By Gregory Wagner
Tuesday, March 24th, Philippe Lazzarini, the Commissioner General of UNRWA, spoke at the Graduate Institute in what amounted to a farewell address. This was to be one of his final appearances in this role before his resignation at the end of the month, marking an end to his six year tenure. In front of a full Ivan Pictet auditorium, the Swiss diplomat offered an unflinching account of the war in Gaza, the systematic campaign to destroy the agency he led, and what he sees as a collapse of political will to defend the rules-based international order.
He opened with a paradox that set the scene for everything that followed: before October 7th 2023, the broader public were not familiar with UNRWA despite its scale and reach– employing nearly 30,000 people and providing education, healthcare, and social services to millions of Palestinian refugees in Gaza, the West Bank, Lebanon, Syria, and Jordan. The war has changed that, he noted. Since then, UNRWA has, as he put it, “become a bellwether for the changes sweeping the Middle East and the multilateral system that has existed since the end of the Second World War.”

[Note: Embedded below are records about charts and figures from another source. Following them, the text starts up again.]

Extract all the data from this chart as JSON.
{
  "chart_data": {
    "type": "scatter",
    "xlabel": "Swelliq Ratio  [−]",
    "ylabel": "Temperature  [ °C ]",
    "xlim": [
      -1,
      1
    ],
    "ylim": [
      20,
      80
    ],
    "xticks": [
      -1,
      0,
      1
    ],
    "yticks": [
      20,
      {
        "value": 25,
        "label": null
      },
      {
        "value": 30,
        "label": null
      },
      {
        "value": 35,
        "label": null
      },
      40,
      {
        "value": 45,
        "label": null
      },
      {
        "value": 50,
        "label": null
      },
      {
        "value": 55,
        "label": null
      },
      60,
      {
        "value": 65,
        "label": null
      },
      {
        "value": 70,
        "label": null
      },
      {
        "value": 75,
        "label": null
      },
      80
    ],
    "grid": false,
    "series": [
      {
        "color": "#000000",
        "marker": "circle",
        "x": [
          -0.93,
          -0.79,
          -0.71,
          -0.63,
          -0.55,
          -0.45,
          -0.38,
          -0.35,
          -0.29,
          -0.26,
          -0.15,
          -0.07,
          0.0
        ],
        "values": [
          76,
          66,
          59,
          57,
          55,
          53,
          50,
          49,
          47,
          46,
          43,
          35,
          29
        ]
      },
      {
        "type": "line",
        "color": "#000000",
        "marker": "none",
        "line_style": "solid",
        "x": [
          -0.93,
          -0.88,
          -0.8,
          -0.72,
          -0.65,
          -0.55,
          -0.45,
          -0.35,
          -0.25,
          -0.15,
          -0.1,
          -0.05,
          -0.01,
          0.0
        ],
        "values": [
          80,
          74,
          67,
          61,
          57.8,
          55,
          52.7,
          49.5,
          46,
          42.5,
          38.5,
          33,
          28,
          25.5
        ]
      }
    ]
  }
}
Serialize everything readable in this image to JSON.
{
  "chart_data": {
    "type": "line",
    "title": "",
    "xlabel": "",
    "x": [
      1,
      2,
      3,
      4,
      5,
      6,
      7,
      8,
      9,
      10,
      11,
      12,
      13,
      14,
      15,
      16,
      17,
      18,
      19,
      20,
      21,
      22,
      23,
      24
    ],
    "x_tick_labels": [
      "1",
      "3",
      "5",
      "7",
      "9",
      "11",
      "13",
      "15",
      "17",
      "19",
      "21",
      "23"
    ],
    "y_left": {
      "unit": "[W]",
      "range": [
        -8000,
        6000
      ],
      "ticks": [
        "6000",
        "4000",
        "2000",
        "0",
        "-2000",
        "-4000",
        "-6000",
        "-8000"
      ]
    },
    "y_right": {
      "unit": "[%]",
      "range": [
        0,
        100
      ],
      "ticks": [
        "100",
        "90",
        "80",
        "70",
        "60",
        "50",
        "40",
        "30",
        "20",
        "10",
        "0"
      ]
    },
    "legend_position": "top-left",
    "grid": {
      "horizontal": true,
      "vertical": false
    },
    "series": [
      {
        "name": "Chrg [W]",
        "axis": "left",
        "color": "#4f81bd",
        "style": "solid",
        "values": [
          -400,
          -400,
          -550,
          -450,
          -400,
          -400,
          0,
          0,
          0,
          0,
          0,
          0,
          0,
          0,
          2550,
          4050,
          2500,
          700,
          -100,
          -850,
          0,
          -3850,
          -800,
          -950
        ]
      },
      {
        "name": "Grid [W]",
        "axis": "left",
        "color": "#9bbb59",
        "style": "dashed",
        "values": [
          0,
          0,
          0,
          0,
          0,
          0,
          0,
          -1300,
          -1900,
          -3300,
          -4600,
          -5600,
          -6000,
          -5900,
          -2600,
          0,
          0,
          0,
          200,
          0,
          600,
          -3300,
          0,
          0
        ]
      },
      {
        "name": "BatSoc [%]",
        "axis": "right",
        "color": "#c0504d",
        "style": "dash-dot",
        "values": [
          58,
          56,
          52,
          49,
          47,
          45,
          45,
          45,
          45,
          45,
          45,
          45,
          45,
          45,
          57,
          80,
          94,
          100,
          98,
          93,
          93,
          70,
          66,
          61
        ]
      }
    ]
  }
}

His account was as much personal as it was political. He described being the first high-ranking UN representative to visit Gaza after the war began. When he arrived there in early November 2023, he found a “post-apocalyptic wasteland.”
In an UNRWA school in Rafah, where thousands of displaced civilians had sought refuge, he met a girl about the same age as his youngest daughter, who begged him for water and bread. “The despair in her eyes still haunts me,” he said. Israel’s siege of Gaza in the successive years was systematic, intentionally targeting schools and healthcare facilities. Food was weaponised to the extent that a man-made famine was declared for more than a half a million people. Food distribution points run by the notorious Gaza Humanitarian Foundation were “death traps” where nearly 2,000 starving people were killed by Israeli soldiers firing into the crowd. Finally, in October 2025, a ceasefire was announced. A breakthrough, but one which exists “in name only.” Over 650 Gazans have been killed by Israeli air strikes since it came into effect.
Lazzarini alleged that Israel was waging a deliberate and coordinated campaign against UNRWA. For decades, Israel had regarded the agency as a “necessary evil,” disagreeing with its mandate but recognising its stabilising function. After October 7, it became an “unnecessary evil,” and its elimination an objective of Israeli actions. Over 400 UNRWA-workers have been killed, some in the field and others at home with their families. The agency’s headquarters in East Jerusalem were stormed, looted. and set on fire. The Israeli military replaced the UN flag with the Israeli one. The deputy mayor of Jerusalem called for UNRWA personnel to be “annihilated.” Lazzarini drew a pointed conclusion: “If it can happen to a UN agency, it can happen to any embassy of any member state.”

Lazzarini also criticised the international community’s failure to respond. Violations of international law are nothing new, he argued, “but what is new is the sense of complete impunity, that rules hold no sway, even if this leads to a new form of barbarism.” The Geneva Conventions were agreed over 75 years ago to protect civilians in conflicts, but governments that present themselves as defenders of the international order apply it selectively, he said. Heads of state and government do not mount substantive resistance or protest to Israeli actions,- capitulating instead to “economic or military bullying.” In an interview with RTS on March 23rd he forcefully criticized the position of his own country. “What pained me most was that Switzerland was absent when it came to defending international law.”
In the ensuing discussion with Professor of International Law, Andrew Clapham, and later with two students from the Institute, the analysis became even clearer. No ruling by the International Court of Justice had been heeded. No trade sanctions had been imposed on Israel. The arrest warrant against Netanyahu had not restricted his freedom of movement. “I haven’t seen a single country that has really stood up for itself,” he said. “We must not make ourselves complicit.” He closed his formal remarks by quoting Desmond Tutu–”To be silent in the face of oppression is to choose the side of the oppressor”–and by acknowledging that speaking plainly has come at professional and personal cost throughout his tenure. He appeared untroubled by this. “To be vocal is a choice,” he said, “and, in my view, a duty.”
Lazzarini hands over to the current UN special coordinator on improving UN response to sexual exploitation and abuse, Christian Saunders, on April 1st, who will act as Commissioner-General until further notice, according to UNRWA. He has also announced that he plans to write a book about his past years at the agency.